Судовой капеллан смущенно крякнул, хотя до этого добродушно сносил нападки на свой клир.

- Но священникам запрещено играть в шахматы.

- Наверное, инквизитор считает, что на него запрет не распространяется, - едко заметил сэр Уильям. - Да и вообще, правила существуют, чтобы их нарушать. Так что задумал с «живыми шахматами» арагонский проказник?

Сэр Джеймс залпом выпил содержимое своего бокала:

- Для игры он использует еретиков, даже если их виновность не доказана.

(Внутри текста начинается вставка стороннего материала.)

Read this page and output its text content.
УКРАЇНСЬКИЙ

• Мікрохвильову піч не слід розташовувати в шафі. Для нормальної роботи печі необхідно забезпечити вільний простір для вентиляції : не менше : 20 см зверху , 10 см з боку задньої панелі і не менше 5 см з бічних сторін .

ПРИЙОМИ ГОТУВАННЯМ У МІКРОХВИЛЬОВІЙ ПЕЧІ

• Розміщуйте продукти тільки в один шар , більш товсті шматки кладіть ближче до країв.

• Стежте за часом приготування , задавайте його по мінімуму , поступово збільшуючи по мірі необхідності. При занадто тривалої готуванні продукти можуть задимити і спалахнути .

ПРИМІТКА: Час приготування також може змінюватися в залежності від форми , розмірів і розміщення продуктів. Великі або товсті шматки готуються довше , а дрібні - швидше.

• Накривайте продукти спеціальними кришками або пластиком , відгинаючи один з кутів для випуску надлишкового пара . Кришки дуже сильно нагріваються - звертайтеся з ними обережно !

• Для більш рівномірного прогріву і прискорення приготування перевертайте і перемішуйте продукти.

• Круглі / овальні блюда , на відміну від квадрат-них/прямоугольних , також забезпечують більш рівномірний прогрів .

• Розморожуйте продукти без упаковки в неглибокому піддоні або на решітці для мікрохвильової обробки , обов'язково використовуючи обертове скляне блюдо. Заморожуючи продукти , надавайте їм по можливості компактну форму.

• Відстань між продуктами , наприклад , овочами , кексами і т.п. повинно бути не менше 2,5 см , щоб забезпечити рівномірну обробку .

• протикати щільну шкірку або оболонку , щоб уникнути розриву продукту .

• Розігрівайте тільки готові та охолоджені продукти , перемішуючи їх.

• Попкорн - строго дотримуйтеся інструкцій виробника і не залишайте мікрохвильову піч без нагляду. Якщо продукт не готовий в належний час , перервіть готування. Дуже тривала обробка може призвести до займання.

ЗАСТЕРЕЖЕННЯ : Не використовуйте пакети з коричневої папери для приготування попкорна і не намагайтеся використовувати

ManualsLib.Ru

Отобранных несчастных одевают в белые и чёрные одежды и расставляют в виде шахматных фигур на раскрашенных клетками плитах залы. Играют в такие шахматы два старых слепых монаха. Стоит одному из них «съесть» фигуру другого, и на соответствующую клетку выходит палач и казнит несчастного, лишая его жизни или копьем, или мечом. К концу игры всё шахматное поле залито кровью мертвых «шахматных фигур».

- А уцелевшие фигуры? - полюбопытствовал сэр Энтони Мэтлок, капитан судна «св. Маргарита». - Какова их судьба?

- Уцелевших нет: по окончании игры всех оставшихся в живых отправляют на аутодафе.

- Неужели это происходит в наш просвещенный век?

- Увы, Арбуэса свирепствует, а население Сарагосы тает.

Стефка зябко поежилась, хотя в каюте, несмотря на распахнутые окна, было душновато. А она фон Валленбергов считала извергами! Бароны уже несколько веков назад отказались от резни на шахматном поле, да и с выигравшими поступали, в меру своего разумения, справедливо.

Мужчины продолжали говорить о своём, а она уныло размышляла, что дать человеку жизнь можно только одним способом, но придумано тысячи способов её отнять. И здесь людская фантазия неистощима!

После того, как Сэлисбурн представил подвластным людям беглую графиню своей подругой, положение Стефании на корабле полностью изменилось. Теперь она подолгу гуляла с Сидом по палубе в утренние и вечерние часы. С женщиной вежливо и даже подобострастно раскланивалась команда, но зачастую ребенка забирал из рук матери кто-нибудь из моряков.

- Давайте его сюда, миледи, - добродушно предлагал он. - Пусть у вас руки отдохнут: парень-то уже тяжелый. Нам сэр Чарльз все уши прожужжал, прежде чем покинуть «св. Стефанию», чтобы мы помогали вам. Мальчонка вырастет настоящим морским волком, раз с молоком матери впитывает воздух моря.

Как-то имени Чарльза коснулись они и в разговоре с сэром Джеймсом.

- Я боюсь, что стану причиной охлаждения между отцом и сыном, - пожаловалась Стефания.

Но собеседник не разделял её опасений.

- Всё уладится, миледи. Вот увидите, мальчишка не будет вам больше досаждать. Ему дадут возможность удовлетворить юношеское любопытство относительно женщин, и он перебесится.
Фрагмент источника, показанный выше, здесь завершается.